可安隅听起来,便有些不是滋味儿了。
望了眼徐绍寒,也仅是一眼而已。
而后视线落在蒋阑珊身上,恰好撞见这人脸面上那一抹嘲笑的神情。
这些人的本性,无疑是吃着碗里看着锅里的。
明明烂的不行不行,却还一口一个自家太太好。
说起来,也是好笑。
这日中午,众人聚餐,上了酒桌,那些坐在远处女朋友们,自家太太们全都涌现出来了。
正宫太太跟莺莺燕燕的区别在于,莺莺燕燕全程在阿谀奉承驶进浑身解数巴结,而正宫太太稳坐钓鱼台等着别人来伺候。
当然,在外,安隅给徐先生留足了脸面。
午餐结束,众人各自散去。
徐先生驱车离开,半路,徐太太侧眸笑问他:“徐董觉得是家花香还是野花香?”
这人,刚开始的那种小心翼翼消失不见了,取而代之的是坦然;“那得分人。
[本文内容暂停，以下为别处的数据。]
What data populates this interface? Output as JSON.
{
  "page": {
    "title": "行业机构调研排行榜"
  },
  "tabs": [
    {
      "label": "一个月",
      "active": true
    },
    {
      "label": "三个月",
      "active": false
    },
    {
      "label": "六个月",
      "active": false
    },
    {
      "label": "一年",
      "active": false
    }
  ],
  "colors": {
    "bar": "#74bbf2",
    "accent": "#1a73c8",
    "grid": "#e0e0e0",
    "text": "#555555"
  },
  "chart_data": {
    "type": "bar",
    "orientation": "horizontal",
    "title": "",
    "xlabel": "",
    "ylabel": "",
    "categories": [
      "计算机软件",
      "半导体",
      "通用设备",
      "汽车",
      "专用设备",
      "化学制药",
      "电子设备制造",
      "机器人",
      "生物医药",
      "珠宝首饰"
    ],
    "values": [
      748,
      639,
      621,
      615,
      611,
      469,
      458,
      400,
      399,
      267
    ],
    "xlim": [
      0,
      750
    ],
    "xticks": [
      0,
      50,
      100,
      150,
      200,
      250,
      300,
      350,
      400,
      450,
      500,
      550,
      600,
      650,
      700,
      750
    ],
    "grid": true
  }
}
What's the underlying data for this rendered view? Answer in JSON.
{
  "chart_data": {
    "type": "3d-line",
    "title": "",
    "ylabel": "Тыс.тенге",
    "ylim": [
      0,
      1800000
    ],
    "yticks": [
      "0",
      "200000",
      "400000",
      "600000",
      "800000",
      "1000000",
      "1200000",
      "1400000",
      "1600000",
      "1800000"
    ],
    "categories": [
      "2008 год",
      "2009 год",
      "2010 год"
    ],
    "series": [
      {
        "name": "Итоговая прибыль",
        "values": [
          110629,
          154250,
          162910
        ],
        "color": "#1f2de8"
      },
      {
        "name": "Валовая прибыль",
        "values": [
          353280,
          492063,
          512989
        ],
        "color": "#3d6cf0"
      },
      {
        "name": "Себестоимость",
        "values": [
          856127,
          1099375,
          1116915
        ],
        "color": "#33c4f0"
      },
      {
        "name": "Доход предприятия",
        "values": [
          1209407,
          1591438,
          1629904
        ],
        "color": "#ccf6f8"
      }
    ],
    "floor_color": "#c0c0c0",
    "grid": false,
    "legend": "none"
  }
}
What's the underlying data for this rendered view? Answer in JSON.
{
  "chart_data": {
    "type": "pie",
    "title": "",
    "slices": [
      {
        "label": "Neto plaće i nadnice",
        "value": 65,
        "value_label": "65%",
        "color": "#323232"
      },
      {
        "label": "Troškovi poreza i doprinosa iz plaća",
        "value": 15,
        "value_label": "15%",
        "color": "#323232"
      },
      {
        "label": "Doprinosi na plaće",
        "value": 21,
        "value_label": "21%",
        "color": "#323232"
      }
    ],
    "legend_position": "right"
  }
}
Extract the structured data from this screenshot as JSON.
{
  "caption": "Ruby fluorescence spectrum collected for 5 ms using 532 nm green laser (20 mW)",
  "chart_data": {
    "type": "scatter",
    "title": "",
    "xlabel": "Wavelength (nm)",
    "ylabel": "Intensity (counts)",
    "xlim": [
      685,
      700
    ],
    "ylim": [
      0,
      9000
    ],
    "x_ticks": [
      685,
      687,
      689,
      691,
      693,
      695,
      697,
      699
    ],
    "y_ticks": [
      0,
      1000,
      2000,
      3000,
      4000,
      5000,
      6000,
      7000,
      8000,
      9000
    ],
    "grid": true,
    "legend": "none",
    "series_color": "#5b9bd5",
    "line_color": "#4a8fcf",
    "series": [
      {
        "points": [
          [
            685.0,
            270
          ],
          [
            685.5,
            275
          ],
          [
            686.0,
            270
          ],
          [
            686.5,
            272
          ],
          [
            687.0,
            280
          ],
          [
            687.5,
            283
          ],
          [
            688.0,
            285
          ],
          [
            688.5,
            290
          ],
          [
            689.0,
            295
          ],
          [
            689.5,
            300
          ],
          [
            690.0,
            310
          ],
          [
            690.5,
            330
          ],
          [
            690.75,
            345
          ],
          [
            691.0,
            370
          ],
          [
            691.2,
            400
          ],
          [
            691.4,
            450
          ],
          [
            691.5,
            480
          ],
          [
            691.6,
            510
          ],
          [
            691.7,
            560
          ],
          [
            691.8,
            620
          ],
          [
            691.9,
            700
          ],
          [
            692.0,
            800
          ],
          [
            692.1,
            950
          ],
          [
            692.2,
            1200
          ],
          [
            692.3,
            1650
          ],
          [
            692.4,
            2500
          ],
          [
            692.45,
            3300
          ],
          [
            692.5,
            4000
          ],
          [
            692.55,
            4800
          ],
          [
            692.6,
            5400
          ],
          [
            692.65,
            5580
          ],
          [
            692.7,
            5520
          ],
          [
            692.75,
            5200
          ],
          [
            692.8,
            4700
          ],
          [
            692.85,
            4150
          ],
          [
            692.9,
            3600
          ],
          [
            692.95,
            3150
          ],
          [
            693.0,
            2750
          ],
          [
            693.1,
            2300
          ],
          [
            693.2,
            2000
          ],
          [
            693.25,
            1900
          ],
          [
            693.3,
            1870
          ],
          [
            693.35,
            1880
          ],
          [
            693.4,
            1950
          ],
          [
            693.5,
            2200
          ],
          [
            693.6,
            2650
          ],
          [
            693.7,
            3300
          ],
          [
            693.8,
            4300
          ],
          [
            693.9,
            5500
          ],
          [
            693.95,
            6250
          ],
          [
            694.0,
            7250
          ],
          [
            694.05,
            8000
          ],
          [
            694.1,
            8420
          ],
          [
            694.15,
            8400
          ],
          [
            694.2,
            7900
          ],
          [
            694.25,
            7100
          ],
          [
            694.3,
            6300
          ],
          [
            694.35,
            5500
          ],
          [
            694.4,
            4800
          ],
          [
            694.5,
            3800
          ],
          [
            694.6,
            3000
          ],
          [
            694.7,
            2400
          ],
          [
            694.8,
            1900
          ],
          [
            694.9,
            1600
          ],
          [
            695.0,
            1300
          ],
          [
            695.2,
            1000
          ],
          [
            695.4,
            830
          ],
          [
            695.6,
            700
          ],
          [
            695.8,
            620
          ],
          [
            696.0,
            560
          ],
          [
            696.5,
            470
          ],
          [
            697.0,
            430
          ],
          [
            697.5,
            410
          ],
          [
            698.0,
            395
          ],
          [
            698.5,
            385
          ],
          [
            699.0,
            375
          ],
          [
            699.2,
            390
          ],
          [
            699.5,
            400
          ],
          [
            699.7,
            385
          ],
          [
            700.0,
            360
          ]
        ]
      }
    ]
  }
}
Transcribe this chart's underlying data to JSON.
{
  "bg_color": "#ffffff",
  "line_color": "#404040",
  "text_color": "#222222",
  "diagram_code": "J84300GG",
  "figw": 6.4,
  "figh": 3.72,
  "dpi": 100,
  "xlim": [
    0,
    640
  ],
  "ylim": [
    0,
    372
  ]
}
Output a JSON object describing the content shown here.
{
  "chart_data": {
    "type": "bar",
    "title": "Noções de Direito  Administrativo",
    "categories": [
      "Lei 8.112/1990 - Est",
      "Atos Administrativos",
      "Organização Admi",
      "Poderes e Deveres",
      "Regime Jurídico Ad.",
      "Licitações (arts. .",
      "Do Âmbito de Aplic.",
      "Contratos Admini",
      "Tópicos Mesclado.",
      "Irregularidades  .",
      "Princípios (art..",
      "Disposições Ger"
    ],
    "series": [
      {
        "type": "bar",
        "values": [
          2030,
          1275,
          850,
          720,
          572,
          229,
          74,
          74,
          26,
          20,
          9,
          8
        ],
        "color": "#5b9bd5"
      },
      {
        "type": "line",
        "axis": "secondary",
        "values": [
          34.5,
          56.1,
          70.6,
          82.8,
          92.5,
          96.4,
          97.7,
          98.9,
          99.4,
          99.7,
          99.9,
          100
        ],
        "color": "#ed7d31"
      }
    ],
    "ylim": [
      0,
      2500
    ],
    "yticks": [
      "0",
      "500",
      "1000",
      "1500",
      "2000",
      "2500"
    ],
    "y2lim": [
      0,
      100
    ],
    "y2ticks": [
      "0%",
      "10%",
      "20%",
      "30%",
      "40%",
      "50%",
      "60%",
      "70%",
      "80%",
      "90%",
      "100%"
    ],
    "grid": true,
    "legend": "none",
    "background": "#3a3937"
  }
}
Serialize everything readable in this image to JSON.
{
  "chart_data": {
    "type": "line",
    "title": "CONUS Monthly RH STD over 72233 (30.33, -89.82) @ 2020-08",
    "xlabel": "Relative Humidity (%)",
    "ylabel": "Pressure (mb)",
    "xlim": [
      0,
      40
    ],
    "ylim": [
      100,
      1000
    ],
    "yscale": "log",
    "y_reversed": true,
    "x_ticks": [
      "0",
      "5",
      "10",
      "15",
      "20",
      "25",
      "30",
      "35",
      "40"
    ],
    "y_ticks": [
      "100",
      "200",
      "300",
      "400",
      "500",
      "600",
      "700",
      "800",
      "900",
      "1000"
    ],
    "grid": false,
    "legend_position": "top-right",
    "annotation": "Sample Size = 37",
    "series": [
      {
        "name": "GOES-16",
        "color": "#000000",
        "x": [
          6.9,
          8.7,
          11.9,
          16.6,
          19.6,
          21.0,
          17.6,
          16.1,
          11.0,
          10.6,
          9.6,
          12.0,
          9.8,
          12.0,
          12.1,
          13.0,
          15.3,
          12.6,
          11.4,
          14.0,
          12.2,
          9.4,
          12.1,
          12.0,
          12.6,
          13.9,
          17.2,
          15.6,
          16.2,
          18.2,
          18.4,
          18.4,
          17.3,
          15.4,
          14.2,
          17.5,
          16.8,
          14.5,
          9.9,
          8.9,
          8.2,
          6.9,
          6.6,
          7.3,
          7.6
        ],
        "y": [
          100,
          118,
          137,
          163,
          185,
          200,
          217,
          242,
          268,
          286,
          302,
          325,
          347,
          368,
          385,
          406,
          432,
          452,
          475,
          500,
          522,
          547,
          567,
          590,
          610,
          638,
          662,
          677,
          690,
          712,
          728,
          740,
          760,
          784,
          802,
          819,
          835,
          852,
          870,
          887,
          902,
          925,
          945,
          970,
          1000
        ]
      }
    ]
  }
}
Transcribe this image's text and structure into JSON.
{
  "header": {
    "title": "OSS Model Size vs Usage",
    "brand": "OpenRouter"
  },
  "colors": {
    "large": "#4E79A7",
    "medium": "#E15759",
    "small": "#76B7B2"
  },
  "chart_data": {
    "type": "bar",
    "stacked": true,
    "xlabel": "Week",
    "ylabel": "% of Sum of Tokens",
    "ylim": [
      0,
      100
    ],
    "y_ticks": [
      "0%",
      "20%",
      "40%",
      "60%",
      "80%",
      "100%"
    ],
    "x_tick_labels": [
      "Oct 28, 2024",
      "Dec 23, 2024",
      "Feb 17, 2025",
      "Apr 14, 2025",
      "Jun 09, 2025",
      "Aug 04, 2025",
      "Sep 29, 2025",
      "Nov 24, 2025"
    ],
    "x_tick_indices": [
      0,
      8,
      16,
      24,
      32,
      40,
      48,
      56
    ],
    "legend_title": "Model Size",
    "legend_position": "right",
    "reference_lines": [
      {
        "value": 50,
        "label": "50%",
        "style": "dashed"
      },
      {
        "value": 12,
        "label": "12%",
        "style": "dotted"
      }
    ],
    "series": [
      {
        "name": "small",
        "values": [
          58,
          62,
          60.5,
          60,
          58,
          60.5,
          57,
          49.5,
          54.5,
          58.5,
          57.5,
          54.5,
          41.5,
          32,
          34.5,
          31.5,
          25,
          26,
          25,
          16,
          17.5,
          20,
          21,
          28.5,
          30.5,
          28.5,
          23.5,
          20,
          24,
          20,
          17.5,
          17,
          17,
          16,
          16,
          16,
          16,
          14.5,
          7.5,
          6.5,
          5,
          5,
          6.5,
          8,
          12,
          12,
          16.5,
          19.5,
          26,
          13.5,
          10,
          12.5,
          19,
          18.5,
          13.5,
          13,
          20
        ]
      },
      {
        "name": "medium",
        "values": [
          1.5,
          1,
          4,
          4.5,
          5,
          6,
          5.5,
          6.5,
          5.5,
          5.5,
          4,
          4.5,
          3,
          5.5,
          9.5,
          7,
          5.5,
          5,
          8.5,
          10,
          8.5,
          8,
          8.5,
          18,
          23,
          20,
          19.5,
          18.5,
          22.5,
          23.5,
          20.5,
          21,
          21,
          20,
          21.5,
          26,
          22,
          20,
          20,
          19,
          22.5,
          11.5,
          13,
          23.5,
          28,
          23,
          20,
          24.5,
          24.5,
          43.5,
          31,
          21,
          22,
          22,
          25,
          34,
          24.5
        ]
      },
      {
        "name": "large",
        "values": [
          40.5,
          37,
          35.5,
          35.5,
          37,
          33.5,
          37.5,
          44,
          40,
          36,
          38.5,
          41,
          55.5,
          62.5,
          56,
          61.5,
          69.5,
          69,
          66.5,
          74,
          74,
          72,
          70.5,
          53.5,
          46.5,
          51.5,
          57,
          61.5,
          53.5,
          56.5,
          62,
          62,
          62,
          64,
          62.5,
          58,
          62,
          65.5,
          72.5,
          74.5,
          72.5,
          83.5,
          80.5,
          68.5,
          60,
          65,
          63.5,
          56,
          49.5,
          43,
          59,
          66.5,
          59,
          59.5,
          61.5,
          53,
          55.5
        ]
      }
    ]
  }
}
”
“如何说?”她问。
“安安是家花那便是家花香,安安是野花那便是野花香。”
瞧瞧,瞧瞧这张破嘴。
安隅浅笑了声,而后将视线落到窗外,嘴角扬了扬,忽而想。
就徐绍寒如此段位的人,倘若是跟旁的女人结了婚,是否依旧会善待这段婚姻。
她如此想,也问出来了。
“若你此生娶得是别的女子呢?”
看似轻飘飘的一句话,徐先生却在里面嗅到了阴谋的味道。
这人斟酌了一番,才开口:“这个假设性不存在。”
“万一存在呢?”
“没有万一,”男人目视前方,认真看着路况,而回答安隅问题时,也异常认真。
见他没有松动之处,安隅砸了咂舌。
许是路途遥远,有些无聊,她想了想,在换了个话题:“如果你娶了别人,会在外面拈花惹草吗?”
徐先生头疼。
很头疼。
绕来绕去怎就不能换个话题?
不想回答。
万分不想回答。
但又跑不过安隅这不依不饶的。
“徐家的家规不允许我那般做,站在高山之巅越是要洁身自好,以身作则,”换句话来说,徐家的男人不会让自己的名声毁在一个女人身上。
安隅张了张嘴,想再度开口。
这人,趁着等红灯时俯身狠狠亲了她一口。
阻了她接下来的话。
归家路上,公司电话过来,原本是准备回家的人稍有些为难。
而安隅呢?
颇为体贴。
告知他有事先忙,不用管自己。
到底是不放心,徐先生沉默了数秒,而后望着安隅,轻声询问:“跟我一起去公司?忙完了一起回去?”
安隅想,没有人愿意在休息时候将投身到沉重的工作氛围中去。
她是不愿意的。
可侧眸,见这人满面期望的望着自己,她默了片刻,点了点头。
徐绍寒的办公室一如外界所言那般恢弘大气。
春困秋乏,而此时又正值中午光景,安隅来的路上便哈欠连天。
进了公司,徐绍寒推开办公室隔间的门,带着人进去休息。
一墙之隔,别有洞天。
安隅看着眼前这个三十来平且五脏俱全的房间,望着徐绍寒的目光稍有些暧昧。
后者见此,浅笑了声:“借我十个胆儿我都不敢乱来,别多想。”
说完伸手抱了抱她,转身打开柜子,换了套正装。